In this project, we further validated that S100A1, MCM7 and JUND were amplified and overexpressed in rectal cancer by Real-time PCR. S100A1 was reported to overexpressed in ovarian cancers compared with normal tissues in mRNA and protein levels, and its overexpression was associated with relapse-free survival in the endometrioid subtype of ovarian cancers(DeRycke et al. 2009). Barraclough et al. revealed that S100A1 played important role in metastasis of cancer(Wang et al. 2000). MCM7 positive expression was significantly associated with worse overall survival and recurrence-free survival in the patients with Duck C(Ishibashi et al. 2014). Its overexpression was also associated with poor prognosis of esophageal squamous cell carcinoma(Zhong et al. 2015).

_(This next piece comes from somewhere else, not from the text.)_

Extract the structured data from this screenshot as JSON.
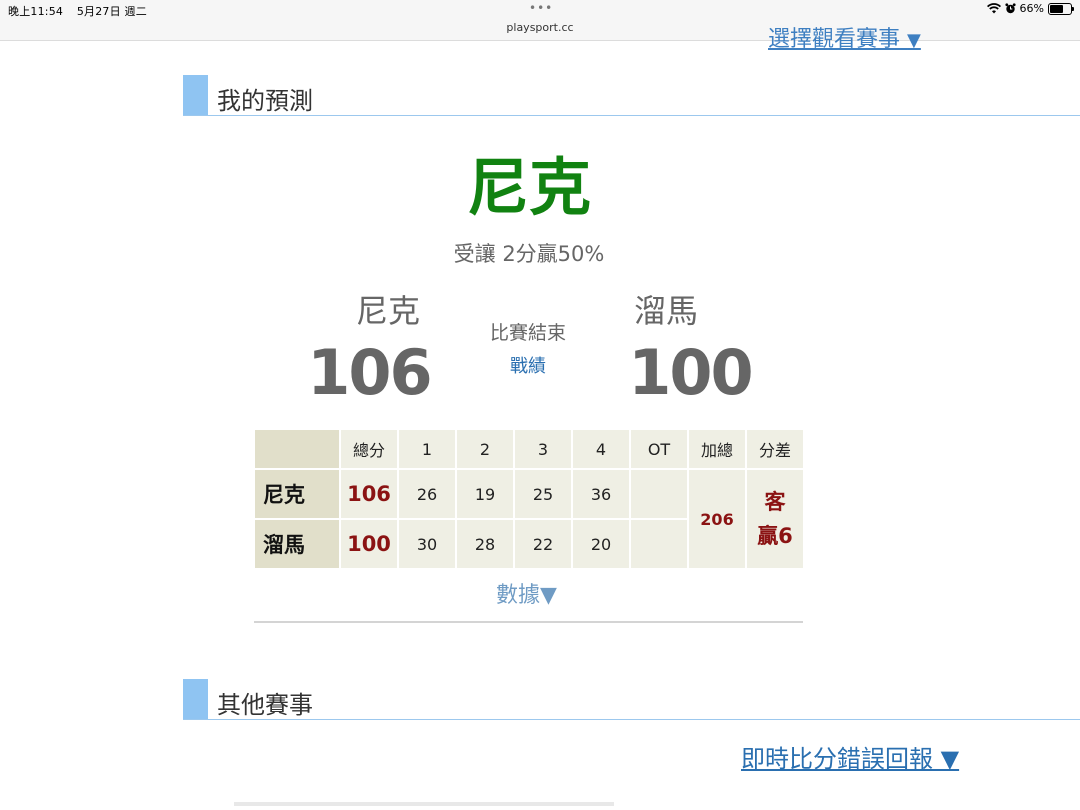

And inhibition of MCM7 significantly reduced the metastasis of prostate cancer in vivo study(Shi et al. 2010). JUND was a member of AP-1 components, and regulated the proliferation and invasion of lung cancer(Chen et al. 2008; Zhang et al. 2016). Although many literatures have reported the roles of S100A1, MCM7 and JUND in some types of cancers, its roles in rectal cancer were limited. And our findings suggested that S100A1, MCM7 and JUND may play important roles in carcinogenesis of rectal cancer.

By pathway enrichment analysis, we found that 14 pathways enriched in genes with copy number changes. Most importantly, VEGF signaling pathway was identified. Many anti-tumor agents target the members of the VEGF signaling pathway, for example bevacizumab targets the VEGF-A which is a key player in the angiogenesis pathway(Fakih 2013; Saif 2013). Therefore, our results may provide the biomarkers for drug selection and efficacy assessment.

In summary, our study identified multiple distant metastasis correlated genomic aberrations in rectal cancer. Further studies should be conducted to identify the candidate target genes in these chromosomal regions and to explore their implication in the disease.